Seeing the gold-red shimmer of wards across the doorway and not in the mood for magic, she raised her voice. “Knock, knock? Izzy said you were waiting for me.”

A muffled voice called, “Just a sec.” Magic hummed just behind her jawbone, the red-gold shimmer cut out, and Nate opened the door. “Come on in.”

After what Izzy had said up in the kitchen, Anna was expecting to be the last one there. She hadn’t, however, anticipated how much it would bother her to see Strike, Leah, Jox, Nate, and Alexis looming over Rabbit, who was sitting on the side of a camp cot, wearing track pants and a hoodie and staring at the floor, jaw set in the sort of mulish intransigence she’d always associated with his sire.

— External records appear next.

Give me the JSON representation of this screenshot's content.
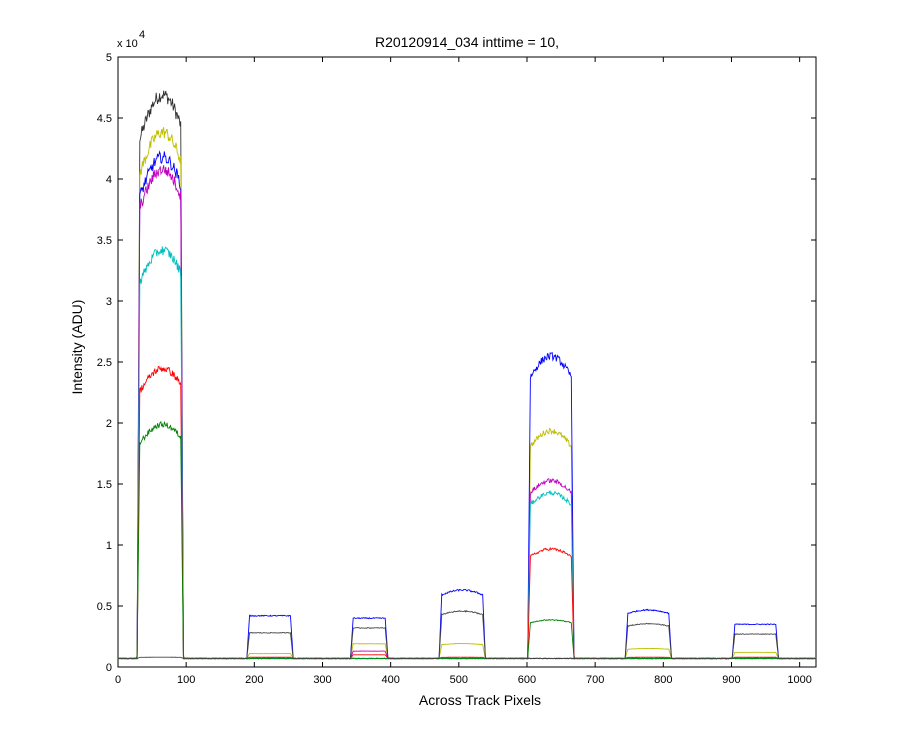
{
  "chart_data": {
    "type": "line",
    "title": "R20120914_034 inttime = 10,",
    "xlabel": "Across Track Pixels",
    "ylabel": "Intensity (ADU)",
    "y_multiplier": "x 10",
    "y_multiplier_exponent": "4",
    "xlim": [
      0,
      1024
    ],
    "ylim": [
      0,
      50000
    ],
    "xticks": [
      0,
      100,
      200,
      300,
      400,
      500,
      600,
      700,
      800,
      900,
      1000
    ],
    "xtick_labels": [
      "0",
      "100",
      "200",
      "300",
      "400",
      "500",
      "600",
      "700",
      "800",
      "900",
      "1000"
    ],
    "yticks": [
      0,
      5000,
      10000,
      15000,
      20000,
      25000,
      30000,
      35000,
      40000,
      45000,
      50000
    ],
    "ytick_labels": [
      "0",
      "0.5",
      "1",
      "1.5",
      "2",
      "2.5",
      "3",
      "3.5",
      "4",
      "4.5",
      "5"
    ],
    "grid": false,
    "legend": "none",
    "baseline": 700,
    "segments": [
      {
        "start": 32,
        "end": 92,
        "shape": "rising"
      },
      {
        "start": 193,
        "end": 253,
        "shape": "flat"
      },
      {
        "start": 345,
        "end": 392,
        "shape": "flat"
      },
      {
        "start": 475,
        "end": 535,
        "shape": "dome"
      },
      {
        "start": 605,
        "end": 665,
        "shape": "dome"
      },
      {
        "start": 748,
        "end": 808,
        "shape": "dome"
      },
      {
        "start": 905,
        "end": 965,
        "shape": "flat"
      }
    ],
    "series": [
      {
        "color": "#333333",
        "plateaus": [
          46000,
          0,
          0,
          0,
          0,
          0,
          0
        ]
      },
      {
        "color": "#bfbf00",
        "plateaus": [
          43000,
          1100,
          1900,
          1900,
          19000,
          1500,
          1200
        ]
      },
      {
        "color": "#0000ff",
        "plateaus": [
          41000,
          4200,
          4000,
          6200,
          25000,
          4600,
          3500
        ]
      },
      {
        "color": "#bf00bf",
        "plateaus": [
          40000,
          0,
          1300,
          0,
          15000,
          0,
          0
        ]
      },
      {
        "color": "#00bfbf",
        "plateaus": [
          33500,
          0,
          0,
          0,
          14000,
          0,
          0
        ]
      },
      {
        "color": "#ff0000",
        "plateaus": [
          24000,
          800,
          1000,
          800,
          9500,
          800,
          800
        ]
      },
      {
        "color": "#008000",
        "plateaus": [
          19500,
          700,
          700,
          700,
          3800,
          700,
          700
        ]
      },
      {
        "color": "#444444",
        "plateaus": [
          800,
          2800,
          3200,
          4500,
          0,
          3500,
          2700
        ]
      }
    ]
  }
}
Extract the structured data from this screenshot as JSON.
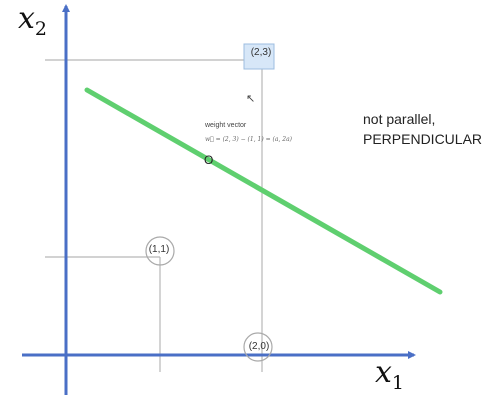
{
  "axes": {
    "x1_letter": "x",
    "x1_sub": "1",
    "x2_letter": "x",
    "x2_sub": "2"
  },
  "points": {
    "p23": "(2,3)",
    "p11": "(1,1)",
    "p20": "(2,0)"
  },
  "weight_vector": {
    "title": "weight vector",
    "equation": "w⃗ = (2, 3) − (1, 1) = (a, 2a)"
  },
  "marker": "O",
  "note": {
    "line1": "not parallel,",
    "line2": "PERPENDICULAR"
  },
  "colors": {
    "axis": "#4a6fc6",
    "line": "#5fcf6f",
    "guide": "#b8b8b8"
  }
}
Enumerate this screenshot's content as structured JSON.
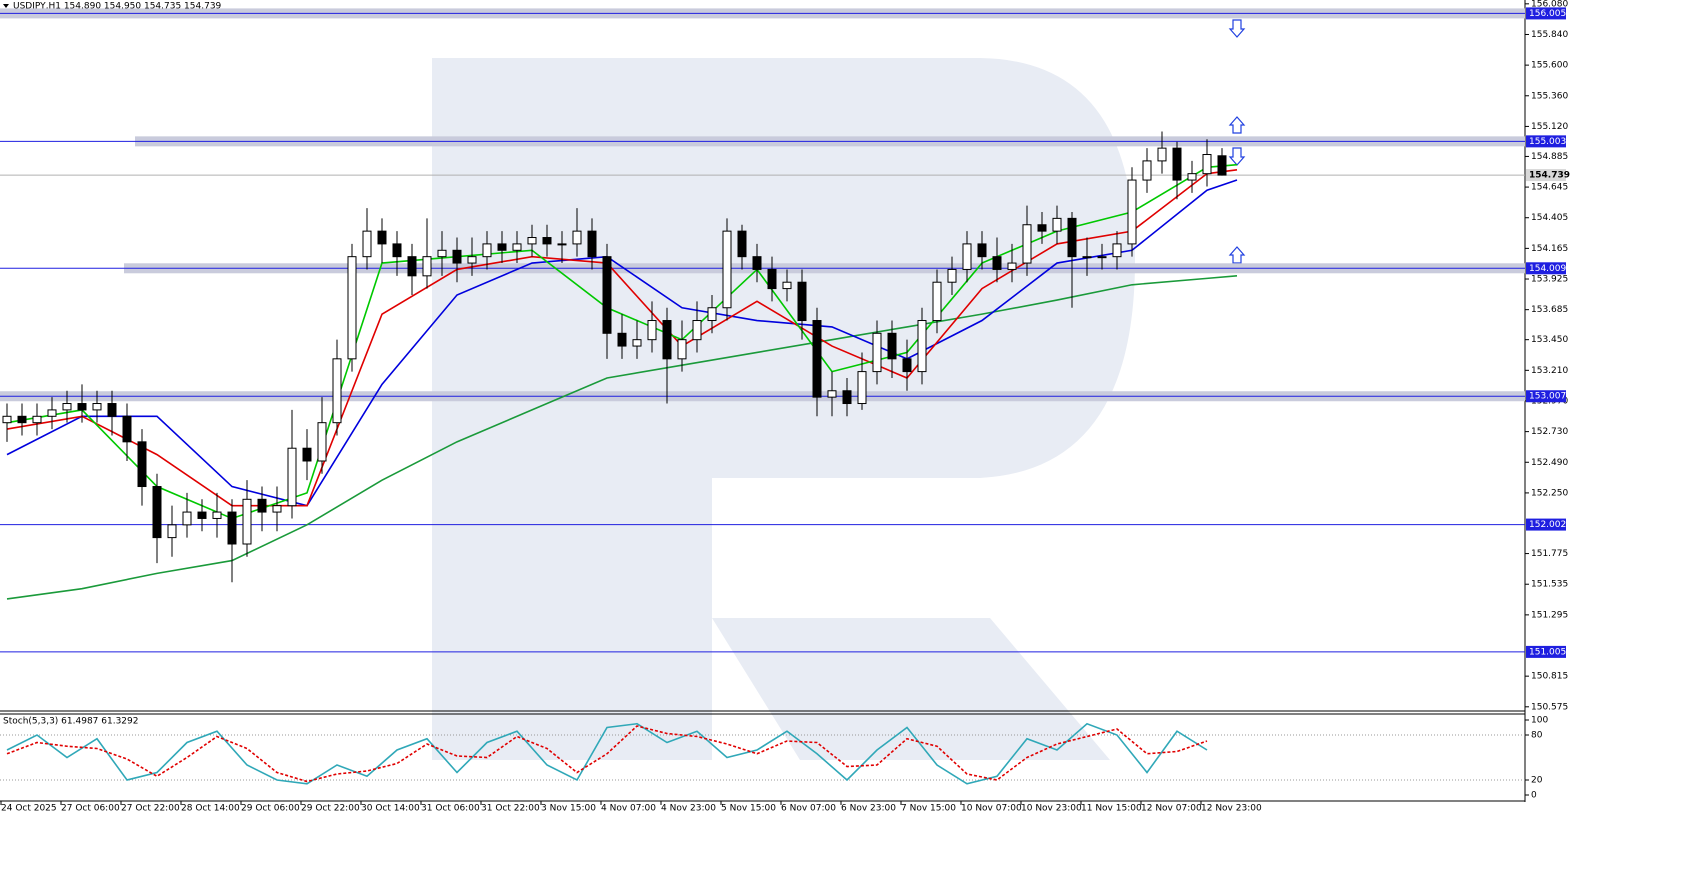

His hair had grown out from its skull trim to a military brush, and he was thinner than before, especially through his sharp-angled face, as though the last vestiges of the childhood he’d continually rejected had been burned out of him. His eyes flicked to her momentarily, and she felt him weighing her, trying to decide whose side she was on. Then he looked back down, and she didn’t have a clue where he’d shelved her.

The sight of him was a forcible reminder that he wasn’t a kid at all. Hell, he was light-years from the freshmen she’d just been comparing him to. He was, what, eighteen? Yet at the same time, he was a stronger mage than any of them, save, perhaps, for Iago. And that, she knew, was the problem.

Humans and Nightkeepers alike feared that which they could not control.

Help him, whispered a familiar voice inside her skull, one that she knew was a construct of her own mind, a bit of wishful thinking. Even so, she shot back, I’m going to try. It’s not like he makes it easy, you know.

Besides, she’d already endangered the Nightkeepers by bringing Lucius into the mix. Where did she draw the line?

“Okay,” Strike said, breaking the tense silence. “We’re all here. Let’s get started.” When Rabbit just kept staring at the floor, throat working, the king prompted, “Don’t worry, kid; you’re safe now.

Just start at the beginning and walk us through everything that’s happened since the museum bust.” He took a risk and gripped Rabbit’s shoulder, though the teen wasn’t big on being touched.

Rabbit didn’t shake him off, though, didn’t even react. He just stared at the floor and whispered, “I killed the three-question nahwal.”